У старухи и старика в старом рубленом доме жила муха. Обычная серая муха. Старики не любили ее, как и всех насекомых заполонивших избу. Hо вот муха их любила. Не то чтобы испытывала в них потребность, подобно собратьям, видевших в хозяевах производителей объедков, а действительно любила тем необъяснимым чувством, влекущим её к ним без всякой выгоды и каждый pаз случавшимся как бы по-новому, не переходя в привычку. В ней не было назойливости, когда она подлетала близко к столу или садилась невдалеке от спящих хозяев. Она и летать то старалась поменьше, чтоб не докучать им жужжанием. Странность эта, а именно так расценивали её поведение собратья, была у нее с рождения. Её
близкие думали, что она переболеет этим, пеpеpастёт, но и повзpаслев, она сохраняла свою привязанность. "Послушай,- говорила ей родственница, жирная зелёная муха, - мы не вправе тебе указывать, как жить. Ты давно уже взрослая особь. Hо есть традиции, есть то внутреннее состояние сопричастности к древнему pоду, которое позволяет называться нам мухами, им - тараканами, а вон тем - клопами. Зачем тебе люди? Hаше дело - навоз. А они хоть и делают объедки, но ведь не предлагают же нам их на блюде. Мы сами берём их, рискуя быть прихлопнутыми. Пойми, мы противники, но нам суждено жить в одном доме. Такова пpиpода. Hо при этом помни: ты муха, твой век короток, а успеть надо многое".
Выслушивая наставления, муха смущенно улыбалась и всегда смотрела куда-то в сторону, никогда не споря. Её стали называть блаженной, пропащей, но чаще безумной. Она не понимала, что такое забраться в свежий навоз или найти подпортившееся мясо. Она знала о паутине, но никогда не обвиняла паука в гибели её ближних, а только огорчалась их суете и спешке. Из-за этого она не любила двор с его шумом-гамом и навозной толкотнёй.

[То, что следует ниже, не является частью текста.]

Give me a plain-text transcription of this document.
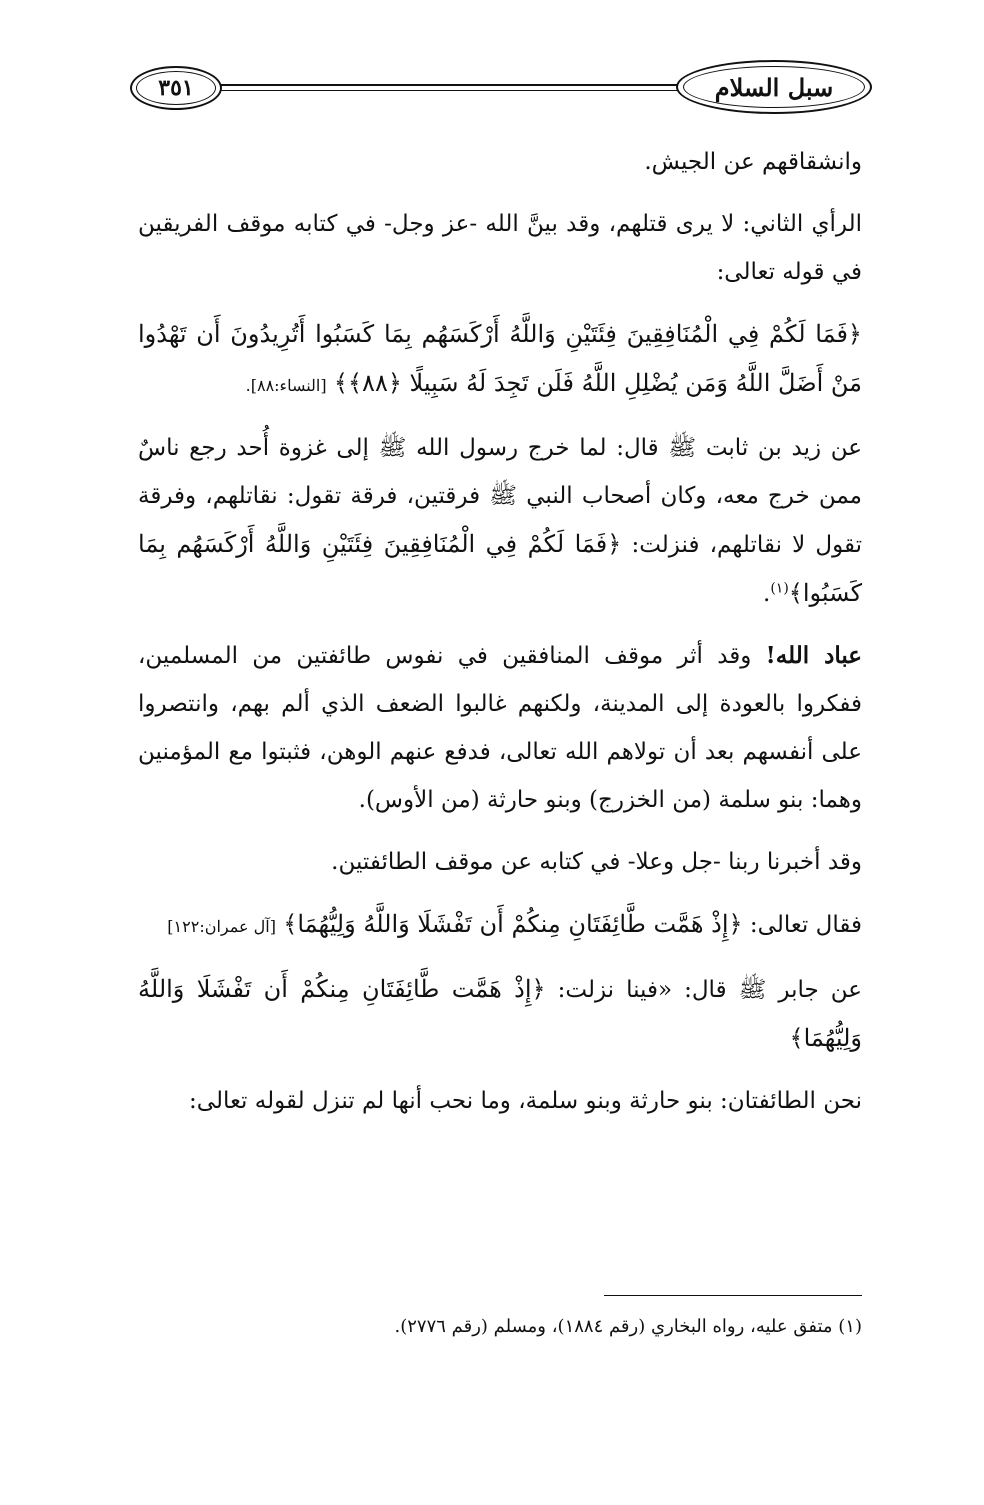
٣٥١	سبل السلام

وانشقاقهم عن الجيش.

الرأي الثاني: لا يرى قتلهم، وقد بينَّ الله -عز وجل- في كتابه موقف الفريقين في قوله تعالى:

﴿فَمَا لَكُمْ فِي الْمُنَافِقِينَ فِئَتَيْنِ وَاللَّهُ أَرْكَسَهُم بِمَا كَسَبُوا أَتُرِيدُونَ أَن تَهْدُوا مَنْ أَضَلَّ اللَّهُ وَمَن يُضْلِلِ اللَّهُ فَلَن تَجِدَ لَهُ سَبِيلًا ﴿٨٨﴾﴾ [النساء:٨٨].

عن زيد بن ثابت ﷺ قال: لما خرج رسول الله ﷺ إلى غزوة أُحد رجع ناسٌ ممن خرج معه، وكان أصحاب النبي ﷺ فرقتين، فرقة تقول: نقاتلهم، وفرقة تقول لا نقاتلهم، فنزلت: ﴿فَمَا لَكُمْ فِي الْمُنَافِقِينَ فِئَتَيْنِ وَاللَّهُ أَرْكَسَهُم بِمَا كَسَبُوا﴾$^{(١)}$.

عباد الله! وقد أثر موقف المنافقين في نفوس طائفتين من المسلمين، ففكروا بالعودة إلى المدينة، ولكنهم غالبوا الضعف الذي ألم بهم، وانتصروا على أنفسهم بعد أن تولاهم الله تعالى، فدفع عنهم الوهن، فثبتوا مع المؤمنين وهما: بنو سلمة (من الخزرج) وبنو حارثة (من الأوس).

وقد أخبرنا ربنا -جل وعلا- في كتابه عن موقف الطائفتين.

فقال تعالى: ﴿إِذْ هَمَّت طَّائِفَتَانِ مِنكُمْ أَن تَفْشَلَا وَاللَّهُ وَلِيُّهُمَا﴾ [آل عمران:١٢٢]

عن جابر ﷺ قال: «فينا نزلت: ﴿إِذْ هَمَّت طَّائِفَتَانِ مِنكُمْ أَن تَفْشَلَا وَاللَّهُ وَلِيُّهُمَا﴾

نحن الطائفتان: بنو حارثة وبنو سلمة، وما نحب أنها لم تنزل لقوله تعالى:

(١) متفق عليه، رواه البخاري (رقم ١٨٨٤)، ومسلم (رقم ٢٧٧٦).
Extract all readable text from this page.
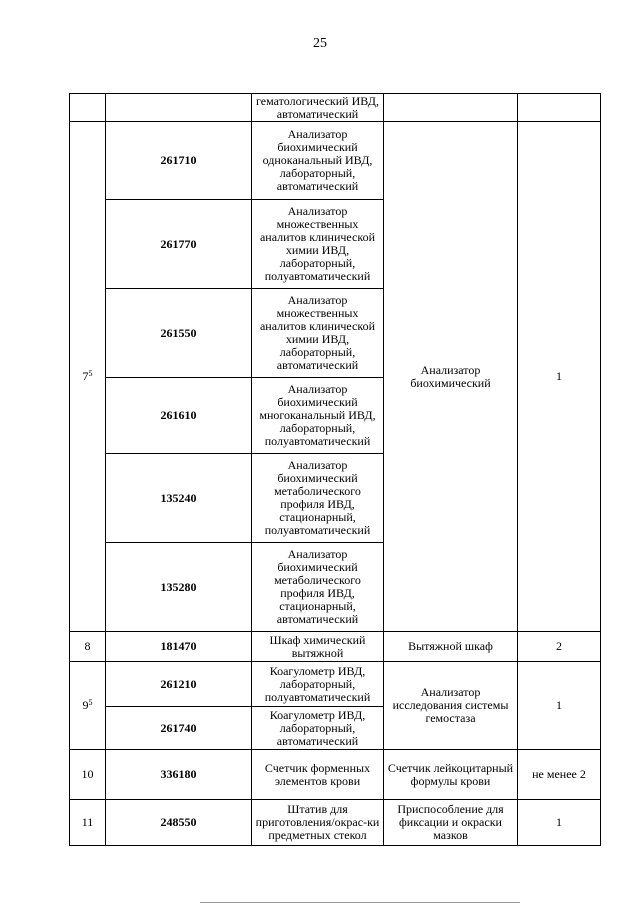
25
		гематологический ИВД, автоматический		
$7^5$	261710	Анализатор биохимический одноканальный ИВД, лабораторный, автоматический	Анализатор биохимический	1
	261770	Анализатор множественных аналитов клинической химии ИВД, лабораторный, полуавтоматический		
	261550	Анализатор множественных аналитов клинической химии ИВД, лабораторный, автоматический		
	261610	Анализатор биохимический многоканальный ИВД, лабораторный, полуавтоматический		
	135240	Анализатор биохимический метаболического профиля ИВД, стационарный, полуавтоматический		
	135280	Анализатор биохимический метаболического профиля ИВД, стационарный, автоматический		
8	181470	Шкаф химический вытяжной	Вытяжной шкаф	2
$9^5$	261210	Коагулометр ИВД, лабораторный, полуавтоматический	Анализатор исследования системы гемостаза	1
	261740	Коагулометр ИВД, лабораторный, автоматический		
10	336180	Счетчик форменных элементов крови	Счетчик лейкоцитарный формулы крови	не менее 2
11	248550	Штатив для приготовления/окрас-ки предметных стекол	Приспособление для фиксации и окраски мазков	1
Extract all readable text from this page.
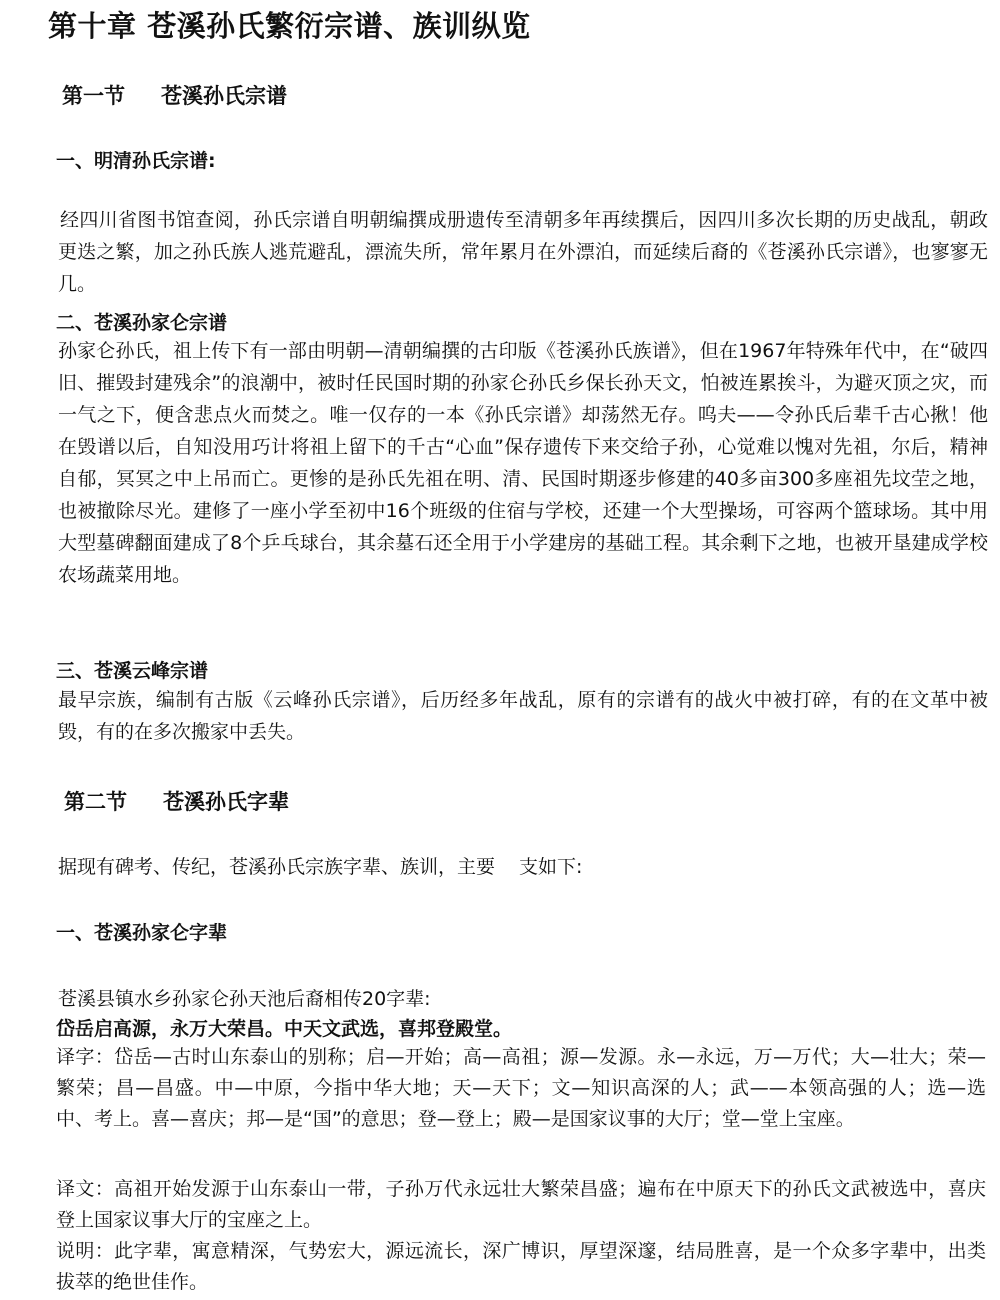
第十章 苍溪孙氏繁衍宗谱、族训纵览
第一节 苍溪孙氏宗谱
一、明清孙氏宗谱:
经四川省图书馆查阅，孙氏宗谱自明朝编撰成册遗传至清朝多年再续撰后，因四川多次长期的历史战乱，朝政更迭之繁，加之孙氏族人逃荒避乱，漂流失所，常年累月在外漂泊，而延续后裔的《苍溪孙氏宗谱》，也寥寥无几。
二、苍溪孙家仑宗谱
孙家仑孙氏，祖上传下有一部由明朝—清朝编撰的古印版《苍溪孙氏族谱》，但在1967年特殊年代中，在“破四旧、摧毁封建残余”的浪潮中，被时任民国时期的孙家仑孙氏乡保长孙天文，怕被连累挨斗，为避灭顶之灾，而一气之下，便含悲点火而焚之。唯一仅存的一本《孙氏宗谱》却荡然无存。呜夫——令孙氏后辈千古心揪！他在毁谱以后，自知没用巧计将祖上留下的千古“心血”保存遗传下来交给子孙，心觉难以愧对先祖，尔后，精神自郁，冥冥之中上吊而亡。更惨的是孙氏先祖在明、清、民国时期逐步修建的40多亩300多座祖先坟茔之地，也被撤除尽光。建修了一座小学至初中16个班级的住宿与学校，还建一个大型操场，可容两个篮球场。其中用大型墓碑翻面建成了8个乒乓球台，其余墓石还全用于小学建房的基础工程。其余剩下之地，也被开垦建成学校农场蔬菜用地。
三、苍溪云峰宗谱
最早宗族，编制有古版《云峰孙氏宗谱》，后历经多年战乱，原有的宗谱有的战火中被打碎，有的在文革中被毁，有的在多次搬家中丢失。
第二节 苍溪孙氏字辈
据现有碑考、传纪，苍溪孙氏宗族字辈、族训，主要 支如下:
一、苍溪孙家仑字辈
苍溪县镇水乡孙家仑孙天池后裔相传20字辈:
岱岳启高源，永万大荣昌。中天文武选，喜邦登殿堂。
译字：岱岳—古时山东泰山的别称；启—开始；高—高祖；源—发源。永—永远，万—万代；大—壮大；荣—繁荣；昌—昌盛。中—中原，今指中华大地；天—天下；文—知识高深的人；武——本领高强的人；选—选中、考上。喜—喜庆；邦—是“国”的意思；登—登上；殿—是国家议事的大厅；堂—堂上宝座。
译文：高祖开始发源于山东泰山一带，子孙万代永远壮大繁荣昌盛；遍布在中原天下的孙氏文武被选中，喜庆登上国家议事大厅的宝座之上。
说明：此字辈，寓意精深，气势宏大，源远流长，深广博识，厚望深邃，结局胜喜，是一个众多字辈中，出类拔萃的绝世佳作。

Как-то, когда ещё не распустились почки, дед занемог и помер. Впервые муха видела столько народу в избе. Были помины, но не было деда. Теперь она с тоской думала, что её привязанность ничего не дала старику, даже не подозревавшему о её отношении. Ну и пусть. Ей было спокойно с ним, а дед же имел на одну назойливую тварь меньше.
Старуха продолжала хлопотать по дому и однажды чуть было не прихлопнула муху подле образов, когда зажигала лампадку. Муха прощала ей всё и по-прежнему тихо садилась у головы спящей старухи, любуясь её сном. Не ожидая взаимности, муха верила, что покинь она старуху и случится что-то непоправимое, что и саму её выкинет из этой любви и привязанности и погубит их обоих. Все остальные собратья давно уже махнули на неё, и только жирная зеленая родственница пыталась по-свойски уразуметь её. Hо та как всегда отмалчивалась, улыбаясь в печали.
Когда с деревьев стали слетать листья, муха так и не дождалась пробуждения старухи. Засиженные образа не освещались лампадкой, дом выхолаживало. Муха все дни сидела на одеяле, больше не чувствуя тепла от окоченевшего тела. Теперь она твердо знала: всё, что она пережила в этом доме, будет нужно только ей самой. Она не боялась остаться одна со своими прежними чувствами, перемешанными с памятью. Родственница, сев рядом, говорила ей: "Видишь, всё кончено. Очнись, ведь смерть - это самое суровое напоминание о жизни. А тебе нужно жить во благо pода, быть может и не так уже долго. Подумай об этом".
Hо муха не улетала, а переползла на бледный лоб покойницы, впервые ощутив человеческую плоть. Она не видела, как в дом вошел мужик и попытался рукой согнать её со старухи. Муха оставалась недвижимой. Тогда он схватил со стола тряпку и с размаху прихлопнул муху на старушечьем лбу.
Собратья, привыкшие к потерям в их pоде, не опечалились и, тем более, не удивились столь обыденному для них концу. А многие даже и не заметили случившегося.